He’d pictured himself engaged by thirty-four. At least living together. Not starting over from scratch.
Briar’s nails continue to click softly against the screen.
“I also set up a Grindr account,” she adds. “Just in case.”
* * *
“NINETY-SEVEN DOLLARS FOR a vibrator?” Radhya stage-whispers over the store’s trip-hop soundtrack. “Does it hold a charge for three years or something?”
“That actually would be a useful advancement in vibrator technology.” Ari runs her hand along the sleek white floating shelf, brushing hand-sized objects in hot pink, deep purple, and teal, like tiny replicas of fine art.
The price tag doesn’t quite trigger Ari’s usual sense of sticker shock because Cass insists on splurging on expensive accessories.
Insisted. The three-drawer bedside table might be gone, but the toys themselves are still there—tossed in a Captain Morgan box Ari picked up from the liquor store down the block.

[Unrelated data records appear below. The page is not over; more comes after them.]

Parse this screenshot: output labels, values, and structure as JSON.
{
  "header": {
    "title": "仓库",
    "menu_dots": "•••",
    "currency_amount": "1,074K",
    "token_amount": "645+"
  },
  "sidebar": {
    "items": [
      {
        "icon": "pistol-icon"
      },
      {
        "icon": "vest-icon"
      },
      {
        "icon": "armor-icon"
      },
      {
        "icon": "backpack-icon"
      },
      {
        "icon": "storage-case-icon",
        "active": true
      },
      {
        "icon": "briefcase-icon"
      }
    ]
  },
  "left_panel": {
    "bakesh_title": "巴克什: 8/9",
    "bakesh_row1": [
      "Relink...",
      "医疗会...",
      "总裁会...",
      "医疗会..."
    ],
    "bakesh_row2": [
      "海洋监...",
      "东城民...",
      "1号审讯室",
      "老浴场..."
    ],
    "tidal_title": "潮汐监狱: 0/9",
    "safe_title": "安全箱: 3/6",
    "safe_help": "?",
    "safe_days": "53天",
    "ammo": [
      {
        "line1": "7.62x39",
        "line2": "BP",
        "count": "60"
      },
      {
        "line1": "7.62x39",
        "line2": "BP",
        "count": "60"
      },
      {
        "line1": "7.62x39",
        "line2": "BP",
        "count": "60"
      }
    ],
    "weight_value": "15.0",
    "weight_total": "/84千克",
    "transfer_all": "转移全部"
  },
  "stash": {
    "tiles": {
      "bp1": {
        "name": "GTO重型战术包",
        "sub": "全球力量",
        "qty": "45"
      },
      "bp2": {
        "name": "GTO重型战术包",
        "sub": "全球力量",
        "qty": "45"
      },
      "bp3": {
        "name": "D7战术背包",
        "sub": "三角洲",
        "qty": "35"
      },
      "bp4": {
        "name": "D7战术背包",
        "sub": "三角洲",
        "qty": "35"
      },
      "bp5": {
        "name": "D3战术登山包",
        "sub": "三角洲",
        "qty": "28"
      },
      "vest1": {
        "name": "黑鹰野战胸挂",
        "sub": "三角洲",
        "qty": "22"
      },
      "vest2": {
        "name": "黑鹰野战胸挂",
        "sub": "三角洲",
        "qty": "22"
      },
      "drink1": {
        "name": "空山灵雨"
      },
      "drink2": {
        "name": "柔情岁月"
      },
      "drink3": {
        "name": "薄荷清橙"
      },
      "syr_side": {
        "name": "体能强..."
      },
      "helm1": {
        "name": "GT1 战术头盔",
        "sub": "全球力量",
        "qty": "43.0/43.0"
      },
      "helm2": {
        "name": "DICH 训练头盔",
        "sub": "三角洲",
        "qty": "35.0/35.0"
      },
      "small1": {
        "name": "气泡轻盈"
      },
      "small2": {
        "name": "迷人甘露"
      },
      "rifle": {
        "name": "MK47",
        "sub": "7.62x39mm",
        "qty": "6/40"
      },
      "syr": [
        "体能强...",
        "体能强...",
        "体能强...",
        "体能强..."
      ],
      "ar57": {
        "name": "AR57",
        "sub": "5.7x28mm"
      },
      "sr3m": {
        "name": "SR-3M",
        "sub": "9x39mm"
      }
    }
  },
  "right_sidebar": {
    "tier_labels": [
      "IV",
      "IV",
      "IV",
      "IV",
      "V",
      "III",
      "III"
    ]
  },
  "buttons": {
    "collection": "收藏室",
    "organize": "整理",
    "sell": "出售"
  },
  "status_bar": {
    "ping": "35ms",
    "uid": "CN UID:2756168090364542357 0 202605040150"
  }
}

The sex-toy store had been Radhya’s idea, a bold act of self-care. It doesn’t feel like self-care, though. Too many of the customers at CreamPot resemble Cass from the back. For the entire two-and-a-half years of their relationship, Ari never mistook random strangers on the sidewalk or the train for her wife. Suddenly, Cass doppelg?ngers in black blazers and undercuts pop up like whack-a-moles across the city.
Last year, Cass and Ari attended an ethical non-monogamy workshop. They filled out more than half of The Jealousy Workbook. They wrote out a Google doc outlining the new boundaries of their marriage. Physical (not emotional) intimacy with other people would be fair game. Threesomes? Yes, please. For about nine months, it was a perfect blend of stable relationship and exciting new adventures.
And then August rolled around. Cass moved two hours north for a semester-long visiting professorship at Bard and decided that the Google doc hadn’t gone far enough.
“We can unchain ourselves from the hierarchy,” she’d said during one of their video calls, “where couples”—she’d used air quotes—“are prioritized over other relationships.” While Cass leafed through her Moleskin, paraphrasing the relationship anarchy tenets she’d heard about on a TED Talk, Ari was half-listening, half-wondering about the emotional intensity of her wife’s “other relationships.”
To be fair, Cass always hated hierarchy.
“Love is abundant,” Cass reassured her. “It’s overflowing.”
But a month later, she had apparently run out of love for Ari.
She’d never left before. Not like this.
The past few weeks have been like living underwater—everything’s blurry and distorted. Ari doesn’t even remember putting on her least-flattering pair of jeans and an old hoodie this morning. She has no memory of getting on the train or meeting Rad at her restaurant’s loading dock after the brunch shift.
Ari had intended to finish one of her freelance writing projects last night. Instead, she woke up at five a.m. on a mostly deflated air mattress, with a string of drool on the pillowcase, disoriented by the blank walls, just one nonsensical incomplete sentence in her open Google doc.
She’s been picking at it all day, tapping out mediocre punch lines on her phone and deleting them.
The writing was Gabe’s idea—one of his many side hustles. It’s a platform for “creative entrepreneurs” called NeverTired where strangers pay professional comedians to craft wedding toasts, bat mitzvah speeches, even sermons.
Jokes written for her own stand-up material: none. Work-in-progress scripts opened: zero. One-off writing gigs that take way too much time and pay just enough to create the illusion that it’s worth the effort? Seventeen in the past two weeks.
Plus, she doesn’t have to leave the apartment.
It’s the little things that are getting tougher to brush aside. The stuff you barely notice while you’re in the relationship suddenly require phone calls and paperwork to undo. Which utility bills are in Cass’s name? Are they going to stay on the same Verizon family plan? Will they continue to share Cass’s mother’s Comcast log-in?
Instead of one giant knot, it’s a tangled mess of yarn.
“Are you still texting Cass?” Radhya asks, holding up a harness across her hips. “I told you to block her.” She puts down the harness and tilts her head. “Please tell me you did not send her another nude—”
“I’m trying to finish this maid-of-honor speech,” Ari snaps, which is completely true and not technically a denial about sending Cass a very flattering image captured in the bathroom mirror last night.